Thai property magnate Srettha Thavisin, poised to be Thailand’s new prime minister, vows to address poverty and inequality. Amid corruption allegations, a confirmation vote follows a three-month political deadlock.

Srettha’s party, Pheu Thai, leads a coalition formed after a reformist party’s leader was denied the PM position by pro-military forces.



BANGKOK, THAILAND — The wealthy property mogul set to become Thailand’s new prime minister said Friday he wanted to tackle poverty and inequality, as he fended off corruption allegations ahead of a confirmation vote next week.

Parliament will meet on Tuesday to vote on whether to approve Srettha Thavisin as prime minister and end three months of rumbling political deadlock since a May general election.
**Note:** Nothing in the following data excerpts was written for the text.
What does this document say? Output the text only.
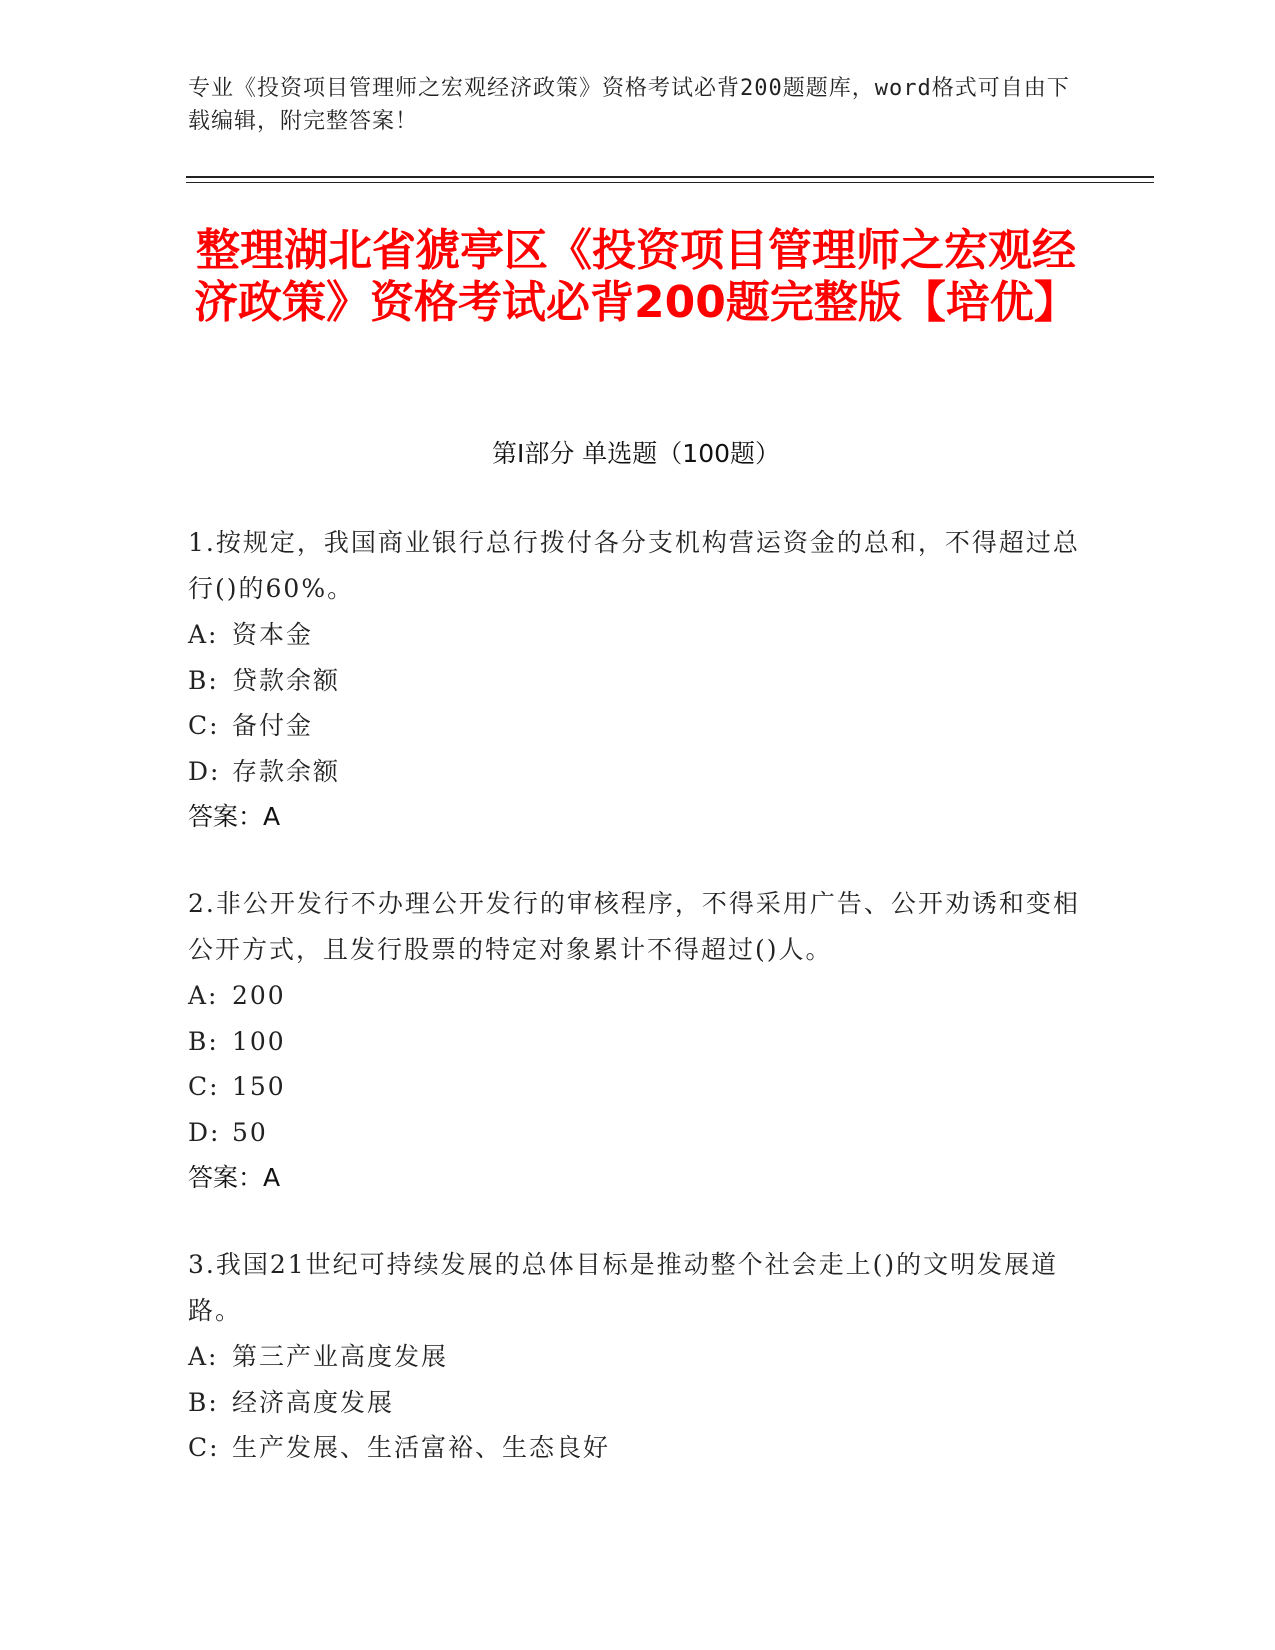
专业《投资项目管理师之宏观经济政策》资格考试必背200题题库，word格式可自由下载编辑，附完整答案！
整理湖北省猇亭区《投资项目管理师之宏观经济政策》资格考试必背200题完整版【培优】
第Ⅰ部分 单选题（100题）
1.按规定，我国商业银行总行拨付各分支机构营运资金的总和，不得超过总行()的60%。
A: 资本金
B: 贷款余额
C: 备付金
D: 存款余额
答案：A
2.非公开发行不办理公开发行的审核程序，不得采用广告、公开劝诱和变相公开方式，且发行股票的特定对象累计不得超过()人。
A: 200
B: 100
C: 150
D: 50
答案：A
3.我国21世纪可持续发展的总体目标是推动整个社会走上()的文明发展道路。
A: 第三产业高度发展
B: 经济高度发展
C: 生产发展、生活富裕、生态良好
The 60-year-old’s Pheu Thai party heads a multi-party coalition formed after the reformist Move Forward Party — which won the most seats — saw its leader denied the PM spot by conservative, pro-military forces.

“I would like to reiterate that my enemy is poverty and inequality. My goal is to make every Thai person’s life better,” Srettha said in a video message on Facebook.

Srettha, the former head of Thai property giant Sansiri, rejected allegations of improper dealings made in recent weeks by Chuwit Kamolvisit, a colourful former massage parlour tycoon turned anti-graft whistleblower.

“We are transparent in our work. I come here today to show my innocence to the general public that my activities were done according to the law,” he said.

“I would like to refute all claims that Chuwit has made against me.”

Chuwit this week asked police to investigate two land purchases by Sansiri, which is listed on the Thai stock exchange.

Lower house speaker Wan Muhamad Noor Matha confirmed the vote for PM would be on Tuesday, starting no later than 3:00 pm local time (0800 GMT).

To become premier, Srettha needs a majority across both the lower house of 500 elected MPs, and the 250-member senate which was handpicked by the kingdom’s last junta.

Opposition from the senate to MFP’s plans to reform royal insult laws and tackle business monopolies sank leader Pita Limjaroenrat’s ambitions.

And so despite winning most seats, MFP will go into opposition while two parties from the outgoing army-backed government will have a share in power.

On Thursday it was confirmed the new coalition would include the United Thai Nation party of outgoing Prime Minister Prayut Chan-o-Cha — a former army chief who deposed an elected Pheu Thai government to seize power in 2014.

And the coalition also includes Bhumjaithai — another party from the outgoing government — leading some to question how different the new administration will be from the old one.